The countdown has begun on the demise of Kim Jong-il’s regime in North Korea, opening up the prospect of a time of dangerous uncertainty.
The commanding general of US forces in South Korea sounded the most ominous warning heard in recent months when he told Congress last week that the US and South Korea must “be mindful of the potential for instability in North Korea” if Kim Jong-il, North Korea’s dictator, dies or is thrown out.
“Combined with the country’s disastrous centralized economy, dilapidated industrial sector, insufficient agricultural base, malnourished military and populace, and developing nuclear programs, the possibility of a sudden leadership change in the North could be destabilizing and unpredictable,” General Walter Sharp testified.
Evidence leaking out of secretive Pyongyang and analyses done outside of North Korea suggest that a sort of Gotterdammerung, a concept drawn from Germanic mythology meaning “the twilight of the gods,” is underway in North Korea. The term conjures up a turbulent end to a regime and the collapse of a society into catastrophic violence.
Gotterdammerung seems particularly appropriate for the Kim dynasty since Kim Jong-il, like his father, Kim Il-sung, has assumed an almost divine status at the center of a cult. In turn, Kim Jong-il has been grooming his 27-year-old son, Kim Jong-un, to be his successor. That, however, appears to have generated little enthusiasm in Pyongyang beyond propaganda pronouncements.
A vexing question: Why should anyone outside of North Korea care about what happens to the repressive and corrupt regime of Kim Jong-il? At least four consequences come to mind:
Loose nukes: No one knows exactly how many nuclear bombs North Korea has nor where they are nor what sort of lock and key they are under. The crumbling of the Kim regime could set off a race among the South Koreans, Americans and Chinese — and possibly the Russians — to secure those devices before they fall into the hands of a warlord or terrorist.
Flying missiles: A desperate Kim could fire off a salvo of missiles and cause many deaths and much destruction, including to the US and foreign community in Seoul and other cities, before South Korean and US forces could eliminate the North Korean arsenal of missiles with explosive, chemical and biological warheads.
Streaming refugees: The breakdown of order in North Korea, coupled with starvation and disease, could send streams of refugees north across the Yalu River into China, east across the Sea of Japan to Japan and south to South Korea across the demilitarized zone that divides the peninsula. Would North Korean guerrillas or terrorists be among them?
Skyrocketing cost: Serious assessments and wild guesses put the cost of restoring order in North Korea, rehabilitating the broken economy and integrating the two halves of the peninsula far beyond that of putting East and West Germany back together, at US$2 trillion to US$3 trillion. Who pays?

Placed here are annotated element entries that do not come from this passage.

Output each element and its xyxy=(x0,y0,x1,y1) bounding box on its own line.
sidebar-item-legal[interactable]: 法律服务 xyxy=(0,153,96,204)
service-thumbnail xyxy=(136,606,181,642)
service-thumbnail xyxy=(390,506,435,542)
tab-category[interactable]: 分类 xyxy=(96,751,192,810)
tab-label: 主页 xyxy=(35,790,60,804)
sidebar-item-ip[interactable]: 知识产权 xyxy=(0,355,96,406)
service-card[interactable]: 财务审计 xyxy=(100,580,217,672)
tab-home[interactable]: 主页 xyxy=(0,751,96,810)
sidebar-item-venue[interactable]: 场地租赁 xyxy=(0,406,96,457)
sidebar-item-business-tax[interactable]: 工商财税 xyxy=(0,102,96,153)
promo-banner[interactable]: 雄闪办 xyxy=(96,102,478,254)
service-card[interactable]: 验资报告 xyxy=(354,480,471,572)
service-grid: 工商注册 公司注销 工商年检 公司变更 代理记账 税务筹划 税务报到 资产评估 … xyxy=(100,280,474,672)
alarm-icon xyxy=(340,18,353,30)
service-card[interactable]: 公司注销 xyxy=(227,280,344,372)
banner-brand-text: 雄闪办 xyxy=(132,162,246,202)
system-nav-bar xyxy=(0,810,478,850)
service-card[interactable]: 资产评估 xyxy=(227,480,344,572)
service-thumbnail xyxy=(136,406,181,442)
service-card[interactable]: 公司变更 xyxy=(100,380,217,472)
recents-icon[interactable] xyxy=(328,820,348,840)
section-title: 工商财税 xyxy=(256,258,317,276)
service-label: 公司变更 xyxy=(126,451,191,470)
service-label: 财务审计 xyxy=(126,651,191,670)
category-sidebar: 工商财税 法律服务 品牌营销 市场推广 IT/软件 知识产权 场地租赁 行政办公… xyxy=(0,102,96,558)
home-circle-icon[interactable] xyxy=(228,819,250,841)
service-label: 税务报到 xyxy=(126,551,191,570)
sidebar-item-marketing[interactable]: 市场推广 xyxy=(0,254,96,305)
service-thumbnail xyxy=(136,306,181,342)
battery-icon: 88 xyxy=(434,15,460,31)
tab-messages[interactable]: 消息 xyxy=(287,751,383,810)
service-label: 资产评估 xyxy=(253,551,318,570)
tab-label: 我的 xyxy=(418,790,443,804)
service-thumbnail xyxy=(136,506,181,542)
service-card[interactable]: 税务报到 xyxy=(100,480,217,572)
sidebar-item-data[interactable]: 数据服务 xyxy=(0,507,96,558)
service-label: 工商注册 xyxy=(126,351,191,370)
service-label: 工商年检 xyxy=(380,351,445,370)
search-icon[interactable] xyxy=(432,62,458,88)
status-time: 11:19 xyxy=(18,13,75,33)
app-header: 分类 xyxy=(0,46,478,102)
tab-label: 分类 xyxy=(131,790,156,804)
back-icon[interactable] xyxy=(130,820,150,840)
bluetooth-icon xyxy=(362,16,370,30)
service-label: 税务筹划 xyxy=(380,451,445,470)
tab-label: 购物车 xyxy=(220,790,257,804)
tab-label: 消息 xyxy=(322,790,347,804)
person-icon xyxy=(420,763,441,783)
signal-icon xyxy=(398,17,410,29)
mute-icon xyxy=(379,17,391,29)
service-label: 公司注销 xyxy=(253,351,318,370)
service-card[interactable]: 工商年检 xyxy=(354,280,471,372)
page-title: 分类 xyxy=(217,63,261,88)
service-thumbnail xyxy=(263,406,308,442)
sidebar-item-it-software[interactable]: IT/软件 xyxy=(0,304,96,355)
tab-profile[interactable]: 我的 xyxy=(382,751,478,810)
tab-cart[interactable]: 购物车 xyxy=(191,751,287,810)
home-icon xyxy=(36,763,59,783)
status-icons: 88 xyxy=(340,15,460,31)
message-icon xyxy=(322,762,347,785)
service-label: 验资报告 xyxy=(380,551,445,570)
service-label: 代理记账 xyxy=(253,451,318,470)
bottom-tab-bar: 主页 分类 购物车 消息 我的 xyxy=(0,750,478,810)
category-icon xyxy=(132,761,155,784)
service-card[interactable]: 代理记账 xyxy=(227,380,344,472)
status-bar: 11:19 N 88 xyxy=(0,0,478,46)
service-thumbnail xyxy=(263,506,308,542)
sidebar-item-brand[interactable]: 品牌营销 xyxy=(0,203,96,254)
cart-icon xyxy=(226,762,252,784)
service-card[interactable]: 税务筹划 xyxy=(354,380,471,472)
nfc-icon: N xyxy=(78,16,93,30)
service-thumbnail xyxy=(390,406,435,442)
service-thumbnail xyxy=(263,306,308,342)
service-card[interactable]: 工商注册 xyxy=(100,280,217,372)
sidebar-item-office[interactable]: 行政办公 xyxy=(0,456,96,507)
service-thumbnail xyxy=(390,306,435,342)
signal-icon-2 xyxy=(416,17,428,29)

The surging speculation about the fall of the Kim dynasty grows out of repeated reports that Kim Jong-il is in failing health and may have only three years to live. Rising crime rates, spurred by spreading starvation, adds to the speculation. The execution of Park Nam-il, a finance official, as an apparent scapegoat for a ruinous reform of the currency, provides still another clue.
A study of resistance found North Koreans becoming defiant with “everyday forms of resistance,” such as engaging in forbidden marketing. A South Korean newspaper, Chosun Ilbo, reported repression has become so harsh North Koreans are nostalgic for Kim Il-sung.
If North Koreans long for the dictator who led them into the Korean War, in which 1 million North Korean civilians and 520,000 soldiers were killed, things today must really be horrendous.
Richard Halloran is a freelance writer in Hawaii.